Laman cnnindonesia.com menulis bahwa yang menjadi motif ayah bunuh empat anak di Jagakarsa karena cemburu. Dugaan ini diperkuat dengan adanya bukti berupa pesan ‘Puas Bunda Tx For All’ yang ditulis dengan darahnya sendiri ditemukan di lantai rumah lokasi pembunuhan. Selain itu, laman republika.co.id (15/12/23) mengungkap pesan yang ditulis di handphone dan laptop tersangka yang mengungkap rasa kecemburuannya kepada istrinya.

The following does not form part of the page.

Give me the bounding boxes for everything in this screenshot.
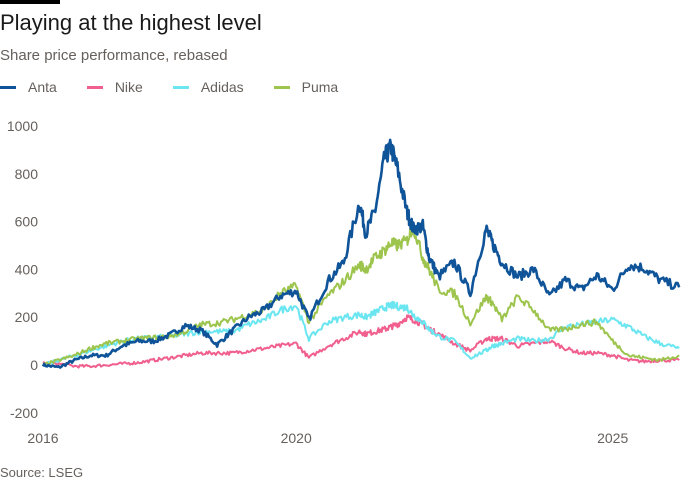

Berdasarkan review jurnal yang ditulis oleh Dr. Sarah G. West, MD dengan judul An Overview of Filicide (2007), filisida sendiri merupakan pembunuhan terhadap seorang anak yang mengacu pada usia hingga 18 tahun, hal ini bisa dilakukan oleh orang tua kandung atau figur yang dianggap sebagai orang tua, seperti wali atau orang tua tirinya.
Selang beberapa hari dari kasus di Jagakarsa tepatnya pada tanggal 12 Desember terjadi pula tragedi yang tak kalah menggemparkan dan memilukan publik. Satu keluarga di Malang diduga melakukan bunuh diri dikarenakan terjerat hutang.

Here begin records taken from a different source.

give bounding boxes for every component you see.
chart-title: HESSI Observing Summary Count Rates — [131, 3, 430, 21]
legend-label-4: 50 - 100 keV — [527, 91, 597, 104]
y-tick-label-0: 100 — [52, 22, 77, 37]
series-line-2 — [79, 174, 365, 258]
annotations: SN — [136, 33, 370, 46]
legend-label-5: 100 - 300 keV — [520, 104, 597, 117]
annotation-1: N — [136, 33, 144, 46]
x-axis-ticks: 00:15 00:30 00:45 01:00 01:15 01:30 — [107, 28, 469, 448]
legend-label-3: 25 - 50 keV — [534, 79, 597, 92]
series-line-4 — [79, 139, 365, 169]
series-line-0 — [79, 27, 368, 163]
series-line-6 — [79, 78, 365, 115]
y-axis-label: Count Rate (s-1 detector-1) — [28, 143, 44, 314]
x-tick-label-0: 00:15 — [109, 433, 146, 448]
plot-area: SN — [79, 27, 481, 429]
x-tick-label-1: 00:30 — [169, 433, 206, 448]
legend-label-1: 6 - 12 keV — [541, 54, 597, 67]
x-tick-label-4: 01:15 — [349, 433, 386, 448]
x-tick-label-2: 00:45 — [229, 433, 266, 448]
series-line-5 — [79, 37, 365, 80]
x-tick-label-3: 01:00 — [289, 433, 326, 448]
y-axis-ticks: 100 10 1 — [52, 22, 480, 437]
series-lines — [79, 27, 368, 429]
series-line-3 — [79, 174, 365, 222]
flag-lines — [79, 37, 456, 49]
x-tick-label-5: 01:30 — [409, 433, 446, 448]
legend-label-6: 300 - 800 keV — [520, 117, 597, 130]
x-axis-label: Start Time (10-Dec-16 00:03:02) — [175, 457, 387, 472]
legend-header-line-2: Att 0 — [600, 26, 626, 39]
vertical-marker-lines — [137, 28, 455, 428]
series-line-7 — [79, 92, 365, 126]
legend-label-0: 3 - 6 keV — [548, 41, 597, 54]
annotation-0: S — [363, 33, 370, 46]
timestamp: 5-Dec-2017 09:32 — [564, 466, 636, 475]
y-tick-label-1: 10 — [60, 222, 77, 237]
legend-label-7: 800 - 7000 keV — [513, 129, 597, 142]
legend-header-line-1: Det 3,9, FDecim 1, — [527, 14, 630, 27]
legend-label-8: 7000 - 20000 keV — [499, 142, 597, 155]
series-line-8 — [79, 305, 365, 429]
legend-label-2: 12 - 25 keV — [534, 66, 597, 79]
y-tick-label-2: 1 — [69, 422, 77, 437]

Berdasarkan informasi yang ditulis antaranews.com (13/12/2023), terdapat tiga yakni seorang suami berinisial WE (43) yang berprofesi sebagai guru, istri berinisial S (40) dan anak ARE (12).
Kompas.com (14/12/23) mengungkap, terdapat wasiat yang ditinggalkan kepada anak yang ditinggalkan di TKP (Tempat Kejadian Perkara) berupa tulisan di kaca dengan spidol hitam “Kakak jaga diri, papa, mama, adik pergi dulu, nurut uti, kung, tante, dan om, uang papa mama untuk pemakaman jadi satu. Love you kakak.”.

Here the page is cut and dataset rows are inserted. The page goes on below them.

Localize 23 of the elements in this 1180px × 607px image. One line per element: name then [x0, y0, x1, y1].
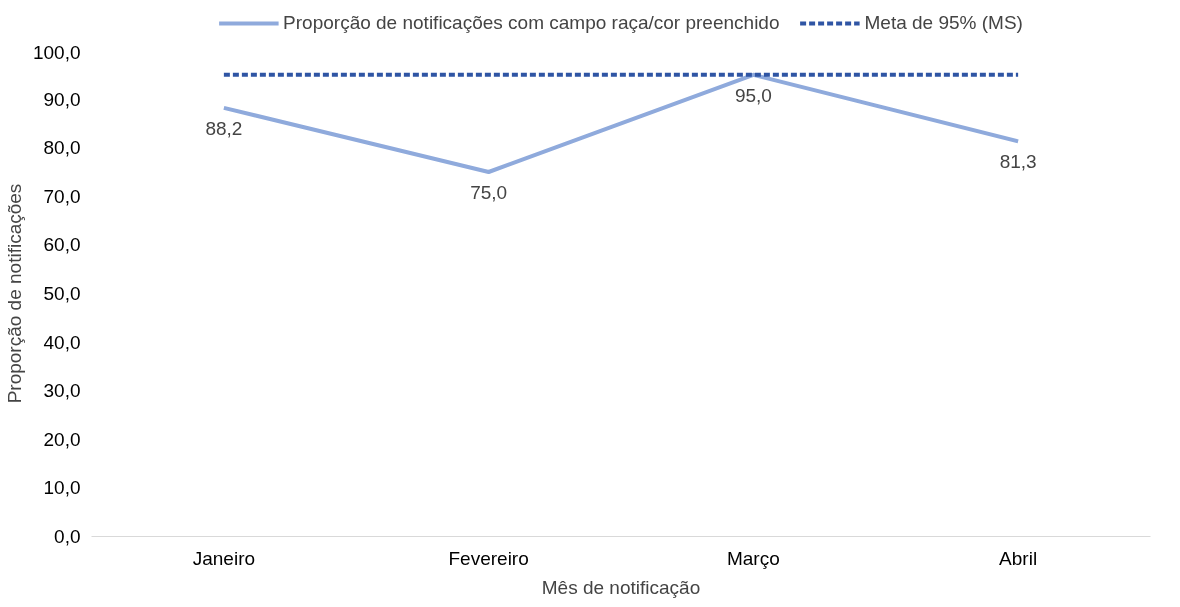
y-tick-label: 70,0: [43, 185, 81, 207]
data-label: 95,0: [734, 84, 772, 106]
x-tick-label: Janeiro: [192, 547, 256, 569]
y-tick-label: 90,0: [43, 88, 81, 110]
y-axis-title: Proporção de notificações: [3, 183, 25, 404]
x-tick-label: Março: [726, 547, 780, 569]
legend-label: Proporção de notificações com campo raça/cor preenchido: [283, 11, 780, 34]
y-tick-label: 20,0: [43, 428, 81, 450]
y-tick-label: 10,0: [43, 477, 81, 499]
y-tick-label: 100,0: [32, 41, 81, 63]
data-label: 75,0: [470, 182, 508, 203]
x-tick-label: Abril: [999, 547, 1038, 569]
y-tick-label: 0,0: [54, 526, 81, 547]
y-tick-label: 50,0: [43, 283, 81, 304]
data-label: 81,3: [999, 151, 1037, 173]
x-tick-label: Fevereiro: [448, 547, 529, 569]
y-tick-label: 60,0: [43, 234, 81, 256]
legend-label: Meta de 95% (MS): [864, 11, 1023, 34]
y-tick-label: 30,0: [43, 380, 81, 402]
y-tick-label: 80,0: [43, 137, 81, 159]
y-tick-label: 40,0: [43, 331, 81, 353]
data-label: 88,2: [205, 117, 243, 139]
x-axis-title: Mês de notificação: [541, 576, 701, 598]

Mirisnya dan semakin miris. Kasus serupa terjadi sebagaimana ditulis kompas.com (14/12/23), pada tanggal 13 Desember seorang ayah berinisial U (43) tega menganiaya anaknya berinisial A (11) hingga tewas. Gegara ditegur oleh salah seorang tetangga karena tidak sengaja melindas kaki anaknya ketika A bersepeda.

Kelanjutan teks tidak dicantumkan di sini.